Sections 1, 2, 3, 5, 6 and 7 applied to those native tenants that filed their claim with the Land Commission. While sections 4 and 7 applied to those native tenants that were not able to file their claim with the Land Commission but would go to the Minister of the Interior or special agents appointed by him to separate their interest with the Government. This group of native tenants did not get Land Commission Awards, but rather Royal Patent Grants. Below is Land Commission Award no. 4491 to Kuapu‘u by virtue of the Kuleana Act, followed by Royal Patent Grant no. 1042 to Kawahinekalewa by virtue of the Kuleana Act.
Of the three vested rights in the land, the Māhele was able to separate the Government from the 254 Konohiki lands, which included the Crown lands, and native tenants throughout the nineteenth century, whether by a Land Commission Award or a Royal Patent Grant. The Kuleana Act has not been repealed and still exists today for native tenants to acquire up to fifty acres in fee-simple.

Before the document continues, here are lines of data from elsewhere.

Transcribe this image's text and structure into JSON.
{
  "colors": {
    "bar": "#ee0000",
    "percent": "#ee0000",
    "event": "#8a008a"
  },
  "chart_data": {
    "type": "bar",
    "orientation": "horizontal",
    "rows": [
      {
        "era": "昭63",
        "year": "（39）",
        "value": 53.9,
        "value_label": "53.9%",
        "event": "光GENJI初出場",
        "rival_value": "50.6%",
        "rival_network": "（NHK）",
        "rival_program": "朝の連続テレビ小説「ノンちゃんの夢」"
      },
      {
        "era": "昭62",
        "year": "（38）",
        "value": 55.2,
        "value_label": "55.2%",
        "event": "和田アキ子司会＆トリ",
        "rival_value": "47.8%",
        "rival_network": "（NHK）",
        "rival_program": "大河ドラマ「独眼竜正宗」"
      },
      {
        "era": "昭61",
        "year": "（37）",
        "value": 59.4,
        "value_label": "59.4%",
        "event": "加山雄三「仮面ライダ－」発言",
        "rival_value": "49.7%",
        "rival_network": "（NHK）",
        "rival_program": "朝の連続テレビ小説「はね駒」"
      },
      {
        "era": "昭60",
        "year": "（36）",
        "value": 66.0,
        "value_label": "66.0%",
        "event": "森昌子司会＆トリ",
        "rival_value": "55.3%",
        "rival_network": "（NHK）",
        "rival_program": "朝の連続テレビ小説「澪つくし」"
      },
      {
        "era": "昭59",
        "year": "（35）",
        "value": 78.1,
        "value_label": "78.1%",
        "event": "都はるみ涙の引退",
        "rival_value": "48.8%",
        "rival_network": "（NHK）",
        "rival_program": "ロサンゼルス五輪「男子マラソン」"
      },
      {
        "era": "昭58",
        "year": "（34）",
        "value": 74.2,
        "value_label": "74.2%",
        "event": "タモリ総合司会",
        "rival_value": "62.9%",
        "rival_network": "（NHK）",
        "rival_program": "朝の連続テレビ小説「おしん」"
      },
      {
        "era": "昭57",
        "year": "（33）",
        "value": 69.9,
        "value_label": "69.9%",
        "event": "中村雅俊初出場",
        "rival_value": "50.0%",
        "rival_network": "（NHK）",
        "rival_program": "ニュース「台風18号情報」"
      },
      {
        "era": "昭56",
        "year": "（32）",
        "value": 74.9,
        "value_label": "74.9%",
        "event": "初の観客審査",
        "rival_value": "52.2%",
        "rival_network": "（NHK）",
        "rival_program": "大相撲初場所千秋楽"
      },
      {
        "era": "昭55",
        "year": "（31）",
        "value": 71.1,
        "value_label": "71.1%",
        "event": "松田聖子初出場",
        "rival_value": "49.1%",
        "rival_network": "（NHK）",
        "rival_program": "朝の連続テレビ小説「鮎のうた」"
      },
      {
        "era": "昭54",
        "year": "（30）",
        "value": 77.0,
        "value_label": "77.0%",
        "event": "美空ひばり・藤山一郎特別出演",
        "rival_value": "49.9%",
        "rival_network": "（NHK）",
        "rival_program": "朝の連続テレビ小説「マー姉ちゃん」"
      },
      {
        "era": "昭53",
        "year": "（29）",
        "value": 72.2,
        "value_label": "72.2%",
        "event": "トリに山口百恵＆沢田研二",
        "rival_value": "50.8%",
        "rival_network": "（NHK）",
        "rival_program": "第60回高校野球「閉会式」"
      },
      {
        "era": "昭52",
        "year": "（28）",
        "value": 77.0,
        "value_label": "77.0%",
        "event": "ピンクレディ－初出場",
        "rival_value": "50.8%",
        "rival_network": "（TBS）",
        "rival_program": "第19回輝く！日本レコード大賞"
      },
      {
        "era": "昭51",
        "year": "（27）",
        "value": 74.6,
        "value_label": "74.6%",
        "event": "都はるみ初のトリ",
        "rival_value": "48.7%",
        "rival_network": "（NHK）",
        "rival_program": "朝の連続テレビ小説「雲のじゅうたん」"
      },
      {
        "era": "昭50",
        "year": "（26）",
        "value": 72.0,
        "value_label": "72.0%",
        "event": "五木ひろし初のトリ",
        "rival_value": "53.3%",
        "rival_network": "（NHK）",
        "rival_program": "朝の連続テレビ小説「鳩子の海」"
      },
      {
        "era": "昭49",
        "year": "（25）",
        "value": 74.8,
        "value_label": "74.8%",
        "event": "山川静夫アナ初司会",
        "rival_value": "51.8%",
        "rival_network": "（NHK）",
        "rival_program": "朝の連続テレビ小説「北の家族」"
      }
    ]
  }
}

This is why the Māhele is a continuing process and not a singular event.
The Māhele was such a monumental event of moving Hawaiian land tenure from feudal to private ownership that it became known as the Great Māhele. On December 18, 1848, the King and Privy Council approved certain rules to be followed for the Māhele that was drafted by Hawaiian Chief Justice William Lee. After submitting the rules for consideration, Chief Justice Lee stated:
In submitting the above rules to the consideration of You Majesty, I beg to state that I believe these rules to be such as are dictated by the Constitution and Laws of Your Kingdom and by the liberal and bountiful spirit which it has pleased Your Majesty to manifest for the good of Your Nation. It is my firm conviction that this silent and bloodless in the landed tenures of Your Kingdom will be the most blessed change that has ever fallen to the lot of Your Nation. It will remove the mountain of oppression that has hither to rested upon the productiveness of your soil, unbind the fetters of industry and wealth, and give a life and action to the dormant resources of Your Kingdom, which cover your land with the stream of prosperity and gladness. It is difficult at this day to foresee the bright results of this momentous change. I am aware that the division of lands between the Chiefs and Tenants of Your Kingdom will be attended with a multitude of difficulties. I cannot say that the great mass of Your Nation are full prepared to receive so great an Emancipation. They may spurn this proposed freedom. But I do not sincerely believe, that this great measure, by raising the Hawaiian Nation from a state of hereditary servitude, to that of a free and independent right in the soil they cultivate, will promote industry and agriculture, check depopulation, and ultimately prove the salvation of Your People. I believe it to be a measure which will meet the approval of Your Majesty in years to come, and cause your name to be remembered with veneration and gratitude by generations yet unborn. I believe that if this measure be fully carried out in the liberal spirit in which it is begun, if the lands of Your Majesty’s Kingdom be unlocked, it will open the hidden fountains of prosperity, and prove the dawn of a new and bright era to Your Kingdom.